Mas Que Nada in B
Mas Que Nada in B
Mas Que Nada in B: Jorge Ben Jor's minor samba. Apply Dorian and Harmonic Minor scales to navigate the modal harmony. Chords: Bm7 – E9 – Emaj7 – A9 – F#maj7 – F#7#9 – F#9 – F#7b9 – F#9sus – Dmaj9 – D6 – E7 – A.
Mas Que Nada in B
B major mixes barre and open elements. The B chord itself is a barre at fret 2, but E and A are comfortable open chords forming the IV and V. The open B string rings as the root, allowing creative drone-based arrangements. B is a intermediate-level key on guitar because the open B string rings as the root and the open E strings provide the 4th — useful for sus4 voicings and drone effects. This key mixes open and barre shapes, making it a good intermediate challenge that builds fretboard fluency.
Voice Leading
The bass line moves through B to E (ascending perfect fourth), E to E (ascending unison), E to A (ascending perfect fourth), A to F# (descending minor third), F# to F# (ascending unison), F# to F# (ascending unison), F# to F# (ascending unison), F# to F# (ascending unison), F# to D (descending major third), D to D (ascending unison), D to E (ascending whole step), E to A (ascending perfect fourth).
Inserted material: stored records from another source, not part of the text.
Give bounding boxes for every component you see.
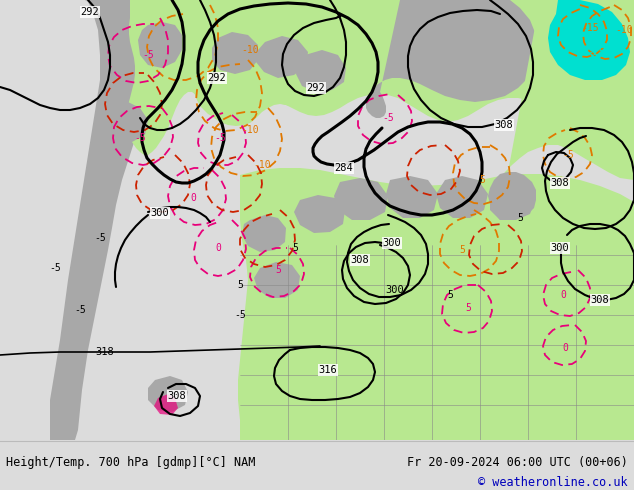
Text: -5: -5 xyxy=(382,113,394,123)
Text: 0: 0 xyxy=(190,193,196,203)
Text: 5: 5 xyxy=(447,290,453,300)
Text: -5: -5 xyxy=(214,133,226,143)
Polygon shape xyxy=(494,0,634,220)
Text: 0: 0 xyxy=(562,343,568,353)
Polygon shape xyxy=(548,0,630,80)
Polygon shape xyxy=(127,0,634,155)
Polygon shape xyxy=(148,376,188,412)
Text: 300: 300 xyxy=(151,208,169,218)
Text: -5: -5 xyxy=(134,133,146,143)
Text: 300: 300 xyxy=(383,238,401,248)
Text: 5: 5 xyxy=(275,265,281,275)
Polygon shape xyxy=(296,50,346,92)
Text: 292: 292 xyxy=(81,7,100,17)
Polygon shape xyxy=(254,262,300,298)
Text: 308: 308 xyxy=(550,178,569,188)
Text: 5: 5 xyxy=(517,213,523,223)
Text: 316: 316 xyxy=(319,365,337,375)
Polygon shape xyxy=(242,215,286,252)
Polygon shape xyxy=(138,22,182,68)
Text: 308: 308 xyxy=(351,255,370,265)
Polygon shape xyxy=(238,168,634,440)
Polygon shape xyxy=(488,172,536,220)
Polygon shape xyxy=(50,0,162,440)
Text: 5: 5 xyxy=(237,280,243,290)
Text: 308: 308 xyxy=(167,391,186,401)
Text: -5: -5 xyxy=(234,310,246,320)
Polygon shape xyxy=(154,394,178,415)
Polygon shape xyxy=(212,32,258,74)
Polygon shape xyxy=(386,176,438,218)
Text: -15: -15 xyxy=(581,23,598,33)
Polygon shape xyxy=(436,176,488,218)
Polygon shape xyxy=(490,184,535,220)
Text: Height/Temp. 700 hPa [gdmp][°C] NAM: Height/Temp. 700 hPa [gdmp][°C] NAM xyxy=(6,456,256,469)
Text: 5: 5 xyxy=(479,175,485,185)
Text: 5: 5 xyxy=(459,245,465,255)
Text: -10: -10 xyxy=(615,25,633,35)
Text: 308: 308 xyxy=(591,295,609,305)
Text: 0: 0 xyxy=(215,243,221,253)
Text: 292: 292 xyxy=(307,83,325,93)
Text: -25: -25 xyxy=(587,47,605,57)
Text: 284: 284 xyxy=(335,163,353,173)
Polygon shape xyxy=(366,0,538,118)
Text: Fr 20-09-2024 06:00 UTC (00+06): Fr 20-09-2024 06:00 UTC (00+06) xyxy=(407,456,628,469)
Text: 0: 0 xyxy=(560,290,566,300)
Text: -10: -10 xyxy=(253,160,271,170)
Text: -10: -10 xyxy=(241,125,259,135)
Text: -5: -5 xyxy=(94,233,106,243)
Text: -5: -5 xyxy=(49,263,61,273)
Text: 292: 292 xyxy=(207,73,226,83)
Text: 5: 5 xyxy=(465,303,471,313)
Polygon shape xyxy=(294,195,345,233)
Text: 300: 300 xyxy=(385,285,404,295)
Text: -5: -5 xyxy=(74,305,86,315)
Text: -5: -5 xyxy=(142,50,154,60)
Text: -5: -5 xyxy=(562,150,574,160)
Polygon shape xyxy=(334,178,388,220)
Text: 318: 318 xyxy=(96,347,114,357)
Polygon shape xyxy=(256,36,308,78)
Text: -10: -10 xyxy=(241,45,259,55)
Text: 300: 300 xyxy=(550,243,569,253)
Polygon shape xyxy=(110,102,148,142)
Text: 5: 5 xyxy=(292,243,298,253)
Polygon shape xyxy=(192,0,400,122)
Text: 308: 308 xyxy=(495,120,514,130)
Text: © weatheronline.co.uk: © weatheronline.co.uk xyxy=(479,476,628,489)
The predominantly stepwise bass motion creates smooth, connected voice leading. When the progression loops, the bass returns from A to B by whole step.
Scales for Improvisation
B major pentatonic works because every note is either a chord tone or a safe passing tone — there are no avoid notes. For soloing, this means you can play freely without clashing. Over dominant seventh chords, B Mixolydian adds the flat seventh for an authentic blues-rock edge.